One could argue the problem is a lack of clear indication on the game’s part, and certainly I think more could be done to flag up when urgent events are occurring onscreen, or at least to make it easier to keep your desktop clean and organised. The bigger issue, however, is that the real-time element undermines the work Weather Factory has done in making you an active participant in Cultist Simulator’s storytelling. The idea of combining cards with verbs to create actions is delightful, and it’s hugely satisfying when you figure out the right combination that pushes your cult one step further towards enacting your ritual. But after completing an action, the game then forces you back into a passive mode by having you wait 30 seconds, a minute, or more for that action to resolve.

In theory, there are other actions to perform while you wait, but the game is structured in such a way that ideally you really need all your actions to finish at similar times so that you can use all the new cards simultaneously. Some cards have timers of their own, and dissolve once that timer hits zero. To upgrade certain cards needed for progression requires a finicky level of precision.  This means frequently pausing the game to get the timings right, which defeats the point of the game being real-time in the first place.

Then, when something goes overlooked and you die, the notion of going back to the early game is hugely disheartening, as it means spending a good half-hour waiting for the game to build up momentum again. The legacy system – whereby your new character inherits a few cards from the previous game (along with his own unique abilities) goes some way to mitigate this deflation, but it doesn’t compensate for the knowledge that you’re going to spend a lot of time waiting for timers to resolve before the game kicks into the higher gears again.

The result is that the balance of Cultist Simulator never feels quite right.
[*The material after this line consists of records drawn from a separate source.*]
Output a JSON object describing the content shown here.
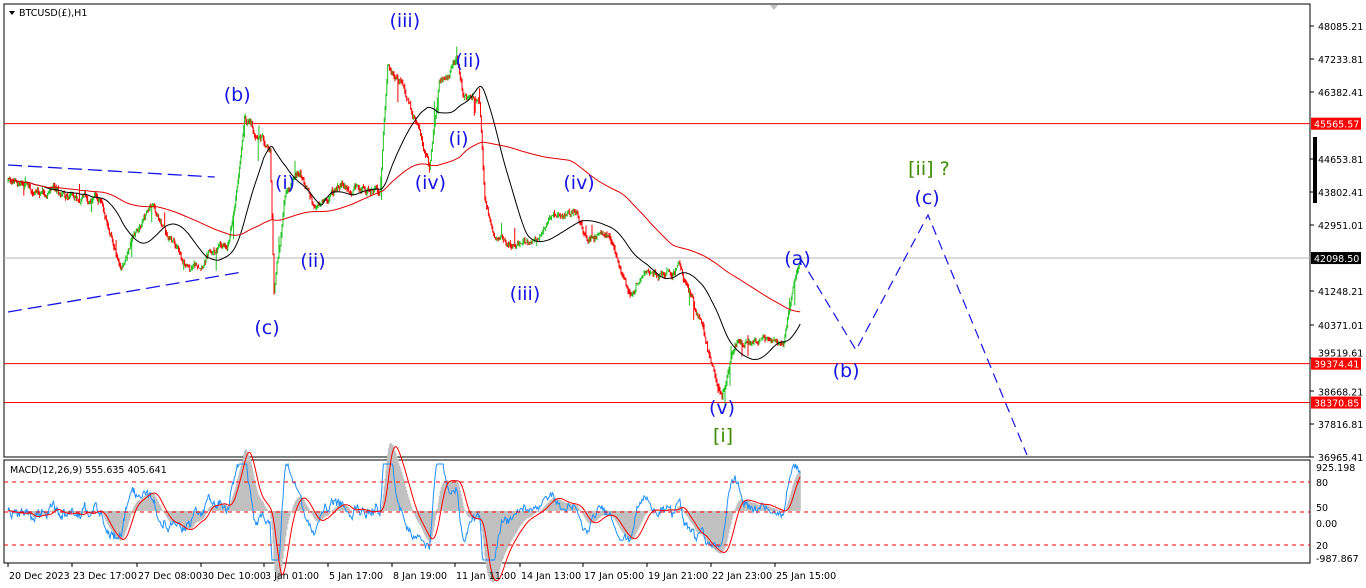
{
  "window": {
    "symbol_title": "BTCUSD(£),H1"
  },
  "colors": {
    "up": "#22c322",
    "down": "#ff0000",
    "ma_fast": "#000000",
    "ma_slow": "#e00000",
    "wave_blue": "#1414e6",
    "wave_green": "#3f8a00",
    "level_line": "#ff0000",
    "current_line": "#b4b4b4",
    "macd_hist": "#c0c0c0",
    "macd_signal": "#ff0000",
    "macd_fast": "#1e90ff"
  },
  "chart_data": {
    "type": "candlestick",
    "title": "BTCUSD(£),H1",
    "ylim": [
      36965.41,
      48085.21
    ],
    "price_axis_labels": [
      "48085.21",
      "47233.81",
      "46382.41",
      "44653.81",
      "43802.41",
      "42951.01",
      "41248.21",
      "40371.01",
      "39519.61",
      "38668.21",
      "37816.81",
      "36965.41"
    ],
    "time_axis": [
      {
        "label": "20 Dec 2023",
        "time": "2023-12-20 00:00"
      },
      {
        "label": "23 Dec 17:00",
        "time": "2023-12-23 17:00"
      },
      {
        "label": "27 Dec 08:00",
        "time": "2023-12-27 08:00"
      },
      {
        "label": "30 Dec 10:00",
        "time": "2023-12-30 10:00"
      },
      {
        "label": "3 Jan 01:00",
        "time": "2024-01-03 01:00"
      },
      {
        "label": "5 Jan 17:00",
        "time": "2024-01-05 17:00"
      },
      {
        "label": "8 Jan 19:00",
        "time": "2024-01-08 19:00"
      },
      {
        "label": "11 Jan 11:00",
        "time": "2024-01-11 11:00"
      },
      {
        "label": "14 Jan 13:00",
        "time": "2024-01-14 13:00"
      },
      {
        "label": "17 Jan 05:00",
        "time": "2024-01-17 05:00"
      },
      {
        "label": "19 Jan 21:00",
        "time": "2024-01-19 21:00"
      },
      {
        "label": "22 Jan 23:00",
        "time": "2024-01-22 23:00"
      },
      {
        "label": "25 Jan 15:00",
        "time": "2024-01-25 15:00"
      }
    ],
    "price_path": [
      [
        "2023-12-20 00:00",
        44112
      ],
      [
        "2023-12-21 20:00",
        43854
      ],
      [
        "2023-12-25 07:00",
        43596
      ],
      [
        "2023-12-26 10:00",
        41919
      ],
      [
        "2023-12-27 23:00",
        43467
      ],
      [
        "2023-12-29 21:00",
        41790
      ],
      [
        "2024-01-01 01:00",
        42564
      ],
      [
        "2024-01-01 10:00",
        43725
      ],
      [
        "2024-01-01 22:00",
        45789
      ],
      [
        "2024-01-03 07:00",
        44886
      ],
      [
        "2024-01-03 11:00",
        41274
      ],
      [
        "2024-01-03 22:00",
        43596
      ],
      [
        "2024-01-04 13:00",
        44370
      ],
      [
        "2024-01-05 04:00",
        43338
      ],
      [
        "2024-01-06 07:00",
        43983
      ],
      [
        "2024-01-08 05:00",
        43854
      ],
      [
        "2024-01-08 14:00",
        47079
      ],
      [
        "2024-01-09 03:00",
        46692
      ],
      [
        "2024-01-09 18:00",
        45660
      ],
      [
        "2024-01-10 09:00",
        44370
      ],
      [
        "2024-01-10 19:00",
        46563
      ],
      [
        "2024-01-11 13:00",
        47200
      ],
      [
        "2024-01-11 20:00",
        46176
      ],
      [
        "2024-01-12 15:00",
        46176
      ],
      [
        "2024-01-12 21:00",
        43596
      ],
      [
        "2024-01-13 09:00",
        42564
      ],
      [
        "2024-01-14 23:00",
        42435
      ],
      [
        "2024-01-16 05:00",
        43209
      ],
      [
        "2024-01-16 20:00",
        43338
      ],
      [
        "2024-01-17 12:00",
        42564
      ],
      [
        "2024-01-18 08:00",
        42693
      ],
      [
        "2024-01-18 18:00",
        41790
      ],
      [
        "2024-01-19 04:00",
        41145
      ],
      [
        "2024-01-19 14:00",
        41661
      ],
      [
        "2024-01-20 12:00",
        41661
      ],
      [
        "2024-01-21 11:00",
        41790
      ],
      [
        "2024-01-22 10:00",
        40500
      ],
      [
        "2024-01-22 22:00",
        39468
      ],
      [
        "2024-01-23 10:00",
        38565
      ],
      [
        "2024-01-23 23:00",
        39855
      ],
      [
        "2024-01-25 00:00",
        39984
      ],
      [
        "2024-01-26 01:00",
        39855
      ],
      [
        "2024-01-26 11:00",
        41274
      ],
      [
        "2024-01-26 19:00",
        42100
      ]
    ],
    "current_price": "42098.50",
    "horizontal_levels": [
      "45565.57",
      "39374.41",
      "38370.85"
    ],
    "trendlines": [
      {
        "from": [
          "2023-12-20 00:00",
          44499
        ],
        "to": [
          "2023-12-31 05:00",
          44189
        ]
      },
      {
        "from": [
          "2023-12-20 00:00",
          40706
        ],
        "to": [
          "2024-01-01 19:00",
          41738
        ]
      }
    ],
    "projection": [
      [
        "2024-01-26 19:00",
        42100
      ],
      [
        "2024-01-29 09:00",
        39726
      ],
      [
        "2024-02-01 17:00",
        43209
      ],
      [
        "2024-02-06 07:00",
        37017
      ]
    ],
    "wave_labels": [
      {
        "text": "(b)",
        "time": "2024-01-01 12:00",
        "price": 46331,
        "color": "blue"
      },
      {
        "text": "(c)",
        "time": "2024-01-03 04:00",
        "price": 40320,
        "color": "blue"
      },
      {
        "text": "(i)",
        "time": "2024-01-03 22:00",
        "price": 44060,
        "color": "blue"
      },
      {
        "text": "(ii)",
        "time": "2024-01-05 02:00",
        "price": 42048,
        "color": "blue"
      },
      {
        "text": "(iii)",
        "time": "2024-01-09 08:00",
        "price": 48240,
        "color": "blue"
      },
      {
        "text": "(iv)",
        "time": "2024-01-10 10:00",
        "price": 44060,
        "color": "blue"
      },
      {
        "text": "(ii)",
        "time": "2024-01-12 02:00",
        "price": 47208,
        "color": "blue"
      },
      {
        "text": "(i)",
        "time": "2024-01-11 15:00",
        "price": 45196,
        "color": "blue"
      },
      {
        "text": "(iii)",
        "time": "2024-01-14 18:00",
        "price": 41197,
        "color": "blue"
      },
      {
        "text": "(iv)",
        "time": "2024-01-17 01:00",
        "price": 44060,
        "color": "blue"
      },
      {
        "text": "(v)",
        "time": "2024-01-23 10:00",
        "price": 38255,
        "color": "blue"
      },
      {
        "text": "[i]",
        "time": "2024-01-23 11:00",
        "price": 37533,
        "color": "green"
      },
      {
        "text": "(a)",
        "time": "2024-01-26 16:00",
        "price": 42100,
        "color": "blue"
      },
      {
        "text": "(b)",
        "time": "2024-01-28 22:00",
        "price": 39210,
        "color": "blue"
      },
      {
        "text": "(c)",
        "time": "2024-02-01 16:00",
        "price": 43673,
        "color": "blue"
      },
      {
        "text": "[ii] ?",
        "time": "2024-02-01 18:00",
        "price": 44421,
        "color": "green"
      }
    ],
    "macd": {
      "header": "MACD(12,26,9) 555.635 405.641",
      "axis_labels": [
        "925.198",
        "80",
        "50",
        "0.00",
        "20",
        "-987.867"
      ],
      "ylim": [
        -987.867,
        925.198
      ],
      "levels": [
        80,
        50,
        20
      ]
    }
  }
}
You’re either sat around waiting for something to do or so overwhelmed trying to keep a half-dozen plates spinning while trying to figure out what you’re supposed to do next, that you end up dying because you didn’t cobble together sufficient Contentment to survive your own existential dread in the previous 30 seconds. For such a brilliantly active storytelling machine, Cultist Simulator’s weird obsession with passivity ultimately proves its undoing.